Alveolar ridge preservation (ARP) procedures can limit bone changes following tooth extraction. However, the role of ARP in periodontally compromised socket lacks strong scientific evidence. The aim of this systematic review and meta-analysis was to evaluate the outcomes of ARP following extraction of periodontally compromised teeth in comparison with extraction alone in terms of hard tissue changes, need for additional augmentation at the time of implant placement, and patient-reported outcomes. Electronic databases were searched to identify randomized controlled trials (RCTs) that compared ARP in periodontally compromised sockets with spontaneous socket healing. The risk of bias was assessed using the Cochrane Collaboration's risk of bias tool.

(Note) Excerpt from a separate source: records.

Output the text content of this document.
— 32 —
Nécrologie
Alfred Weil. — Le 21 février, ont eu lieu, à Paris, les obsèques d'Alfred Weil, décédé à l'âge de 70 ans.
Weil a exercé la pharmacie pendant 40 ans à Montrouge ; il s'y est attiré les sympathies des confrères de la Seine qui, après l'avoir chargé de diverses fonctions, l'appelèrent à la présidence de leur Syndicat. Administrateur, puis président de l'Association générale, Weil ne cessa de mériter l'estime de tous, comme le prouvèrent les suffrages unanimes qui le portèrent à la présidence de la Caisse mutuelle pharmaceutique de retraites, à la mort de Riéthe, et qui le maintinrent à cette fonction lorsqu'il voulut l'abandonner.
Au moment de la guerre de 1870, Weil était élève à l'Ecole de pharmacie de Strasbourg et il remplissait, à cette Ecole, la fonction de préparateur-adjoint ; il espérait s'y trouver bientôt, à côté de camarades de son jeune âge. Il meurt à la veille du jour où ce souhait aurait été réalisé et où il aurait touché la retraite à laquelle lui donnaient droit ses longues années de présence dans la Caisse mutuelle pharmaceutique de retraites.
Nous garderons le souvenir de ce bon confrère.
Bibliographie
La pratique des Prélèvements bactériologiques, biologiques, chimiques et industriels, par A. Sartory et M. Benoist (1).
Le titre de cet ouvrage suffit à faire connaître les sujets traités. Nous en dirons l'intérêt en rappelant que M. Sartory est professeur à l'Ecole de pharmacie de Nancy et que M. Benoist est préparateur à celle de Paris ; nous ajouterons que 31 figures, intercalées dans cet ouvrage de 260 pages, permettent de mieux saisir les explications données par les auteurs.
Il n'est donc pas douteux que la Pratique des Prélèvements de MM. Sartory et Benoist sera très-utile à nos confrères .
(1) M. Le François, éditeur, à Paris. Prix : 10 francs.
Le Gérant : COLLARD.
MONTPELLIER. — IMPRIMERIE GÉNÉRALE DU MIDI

Five studies with 134 extraction sockets in 126 participants were included. Of these, ARP was performed in 77 sites, while the remaining sites were intentionally left to heal without any ARP treatment. The follow-up time varied between 6 and 12 months. Overall meta-analysis showed significant differences in changes in ridge height (mean difference (MD) -0.95; 95% confidence interval (CI) -1.43 to -0.47; p=.0001) and bone volume (MD -38.70; 95% CI -52.17 to -25.24; p < .0001) in favor of ARP. The use of ARP following extraction of periodontally compromised tooth was also associated with significantly less need for additional bone grafting at the time of implant placement. Within the limitation of this review, ARP following extraction of periodontally compromised teeth may have short-term positive effects on alveolar ridge height and bone volume and minimize the need for additional augmentation procedures. However, the evidence is of very low to low certainty.